„Piketty beschreibt Symptome, nicht Ursache“ – Makroökonom Daniel Stelter kritisiert Wirtschaftsbestseller

Frankfurt, 13.10.2014 – Mit dem Erscheinen einer deutschen Übersetzung von Thomas Pikettys “Das Kapital im 21. Jahrhundert” erhält die Debatte um die ungleiche Verteilung von Vermögen neuen Schwung. “Dabei beschreibt Piketty nur die Symptome, nicht die Ursache”, kritisiert Daniel Stelter, Makroökonom und Autor der Replik “Die Schulden im 21. Jahrhundert”. Denn ohne die massive Verschuldung der letzten Jahrzehnte wäre es gar nicht zu der von Piketty beklagten Konzentration von Vermögen und Einkommen gekommen. “Wir haben eine von Schulden und billigem Geld geschaffene Vermögensillusion”, so Stelter, Gründer des auf Strategie und Makroökonomie fokussierten Forums “Beyond the obvious”.

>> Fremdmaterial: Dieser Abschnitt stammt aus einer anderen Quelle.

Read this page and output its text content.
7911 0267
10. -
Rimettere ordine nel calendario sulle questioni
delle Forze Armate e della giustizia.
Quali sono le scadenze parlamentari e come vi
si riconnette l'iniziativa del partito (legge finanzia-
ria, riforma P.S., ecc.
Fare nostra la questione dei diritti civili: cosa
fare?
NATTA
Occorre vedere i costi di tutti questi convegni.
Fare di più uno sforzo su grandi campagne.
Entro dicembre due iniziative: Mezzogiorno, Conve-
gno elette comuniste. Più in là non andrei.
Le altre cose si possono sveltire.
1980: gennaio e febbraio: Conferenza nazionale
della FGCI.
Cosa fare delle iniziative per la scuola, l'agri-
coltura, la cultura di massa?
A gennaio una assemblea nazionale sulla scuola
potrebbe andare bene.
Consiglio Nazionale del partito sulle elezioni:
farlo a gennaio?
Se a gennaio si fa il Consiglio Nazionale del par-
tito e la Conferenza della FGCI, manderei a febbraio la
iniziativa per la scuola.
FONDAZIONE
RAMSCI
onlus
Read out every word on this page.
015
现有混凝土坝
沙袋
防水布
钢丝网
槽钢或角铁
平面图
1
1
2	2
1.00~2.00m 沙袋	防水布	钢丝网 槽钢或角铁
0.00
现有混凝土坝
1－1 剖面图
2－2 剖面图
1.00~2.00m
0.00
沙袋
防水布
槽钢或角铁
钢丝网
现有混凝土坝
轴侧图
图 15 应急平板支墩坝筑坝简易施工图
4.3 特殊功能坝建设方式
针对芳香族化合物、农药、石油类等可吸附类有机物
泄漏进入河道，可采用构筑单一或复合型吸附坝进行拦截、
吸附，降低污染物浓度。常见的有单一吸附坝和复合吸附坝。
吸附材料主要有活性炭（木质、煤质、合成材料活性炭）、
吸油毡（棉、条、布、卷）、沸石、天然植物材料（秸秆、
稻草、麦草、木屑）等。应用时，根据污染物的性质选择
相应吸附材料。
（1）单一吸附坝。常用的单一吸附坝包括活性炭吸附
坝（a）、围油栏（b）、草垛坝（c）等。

Die Kernaussagen in Stelters Replik*, die Pikettys Thesen zusammenfasst, bewertet und um die fehlenden Aspekte ergänzt:

  • Der Hauptbeitrag von Piketty liegt in der Aufbereitung der historischen Daten zu Vermögen und Vermögensverteilung. Die von ihm daraus abgeleiteten Thesen stehen jedoch auf schwachem Fundament.
  • Eine “Weltformel”, wonach die Kapitalrendite nachhaltig über der Wachstumsrate der Wirtschaft liegt, gibt es nicht. Ausgehend von heutigen Bewertungsniveaus können Kapitalanleger froh sein, eine reale Rendite vor Steuern von zwei Prozent zu erzielen; weitaus weniger als Piketty in seinem Modell annimmt. Läge die Rendite tatsächlich dauerhaft über der Wachstumsrate der Wirtschaft, müsste der Anteil der Gewinne am Volkseinkommen auf 100 Prozent wachsen. Dies ist unmöglich.
  • Piketty vernachlässigt die Wirkung steigender Schulden auf die Vermögenswerte. Ohne die Möglich­keit, Vermögensgegenstände mit billigen Krediten zu erwerben, lägen die Vermögenswerte deutlich tiefer. Vermögen sind demnach nur ein Symptom, die Schulden die wahre Ursache.
  • In der Tat zeigt sich eine deutliche Korrelation zwischen den von Piketty gemessenen Vermögens­zuwächsen und den gestiegenen Schulden von Staaten und Privatsektoren.
  • Piketty sieht die Lösung in mehr Umverteilung und mehr staatlichem Einfluss. Richtiger wäre es, das Wachstumspotential der Wirtschaft zu erhöhen – durch mehr Investitionen in Innovation, Bildung und Infrastruktur.
  • Dennoch wird Pikettys Empfehlung, die Steuern deutlich zu erhöhen, die Politik der kommenden Jahre bestimmen. Denn nur über mehr Abgaben wird die Politik in der Lage sein, die Schuldenkrise zu bewältigen.
  • Damit bewahrheitet sich die Aussage des italienischen Nationalökonoms Vifredo Pareto, der schon vor hundert Jahren feststellte, dass es für die Regierenden weniger eine Rolle spielt, ob eine Theorie richtig oder falsch ist, als dass sie ihnen nutzt.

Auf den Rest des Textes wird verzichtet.